Роковая женщина
Шрифт:
— Не стану спорить. Но если дело попадет в суд, это всплывет, и в гораздо худшем свете. Вы это знаете. Вот почему я хочу, чтоб Алекса… Лиз… совершила соглашение. Для ее собственной пользы.
— А она этого не сделала?
— Пока нет.
Пласс моргнул. Его враждебность слегка уменьшилась.
— Я просто следую закону, куда бы он ни вел. Гримм и старый шериф старались направить закон туда, куда, по их мнению, он должен вести, разыгрывая Бога направо и налево…
— Из-за этого вы с шерифом Эмером
— Гримм слишком много болтает, даже для юриста. Я не «обнаружил» труп. Меня вызвали на место по радии, и я приехал.
— Гримм сказал, что вы с Эмером вроде бы разошлись во мнениях.
— Мы с Эмером расходились во мнениях по множеству вопросов.
— Но, конечно, самоубийство есть самоубийство?
Пласс отвел глаза. — Наверное.
Ужасная догадка осенила Букера.
— Вы первый прибыли на место происшествия, шериф? — спросил он.
Пласс кивнул.
— Зрелище, должно быть, было ужасное.
— На моей работе к такому привыкаешь.
— Конечно. Многие ли способны выстрелить себе в грудь из винтовки?
Пласс передвинул шляпу на дюйм или два, как если бы искал центр стола.
— По моему опыту — нет, — сказал он. — Совсем немногие.

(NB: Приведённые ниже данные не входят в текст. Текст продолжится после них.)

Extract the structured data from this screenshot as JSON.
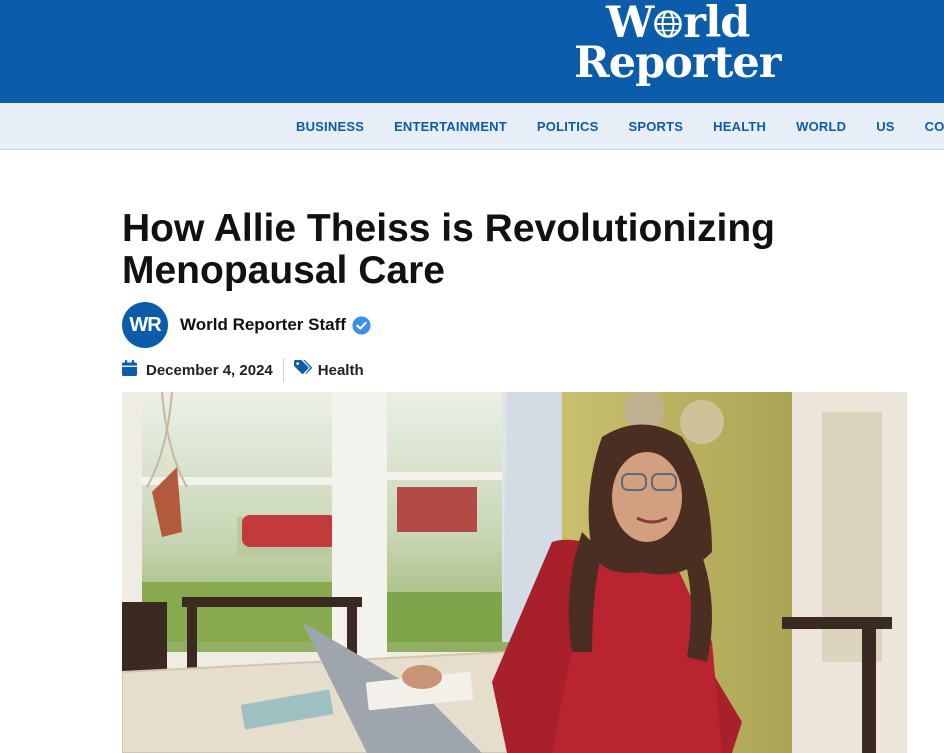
{
  "brand": {
    "line1_pre": "W",
    "line1_post": "rld",
    "line2": "Reporter"
  },
  "nav": [
    "BUSINESS",
    "ENTERTAINMENT",
    "POLITICS",
    "SPORTS",
    "HEALTH",
    "WORLD",
    "US",
    "CO"
  ],
  "article": {
    "title": "How Allie Theiss is Revolutionizing Menopausal Care",
    "author": {
      "initials": "WR",
      "name": "World Reporter Staff"
    },
    "date": "December 4, 2024",
    "category": "Health"
  },
  "icons": {
    "calendar": "calendar-icon",
    "tag": "tags-icon",
    "verified": "verified-badge-icon",
    "globe": "globe-icon"
  },
  "colors": {
    "brand_blue": "#0b5cab",
    "nav_bg": "#e8eef7",
    "verified": "#3b8fe8"
  }
}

— Но это возможно? Я имею в виду — физически?
Пласс глядел на шляпу, очевидно, наконец, удовлетворившись ее местом на столе. Казалось, теперь, когда Букер начал задавать профессиональные вопросы, он немного расслабился.
— Конечно — для парня с длинными руками и сильными пальцами. — На миг он погрузился в раздумье. — Черт знает, на что идут люди, чтобы убить себя.
— У мистера Уолдена были длинные руки?
Пласс заколебался.
— Я бы сказал — среднего размера. Он не был крупным мужчиной.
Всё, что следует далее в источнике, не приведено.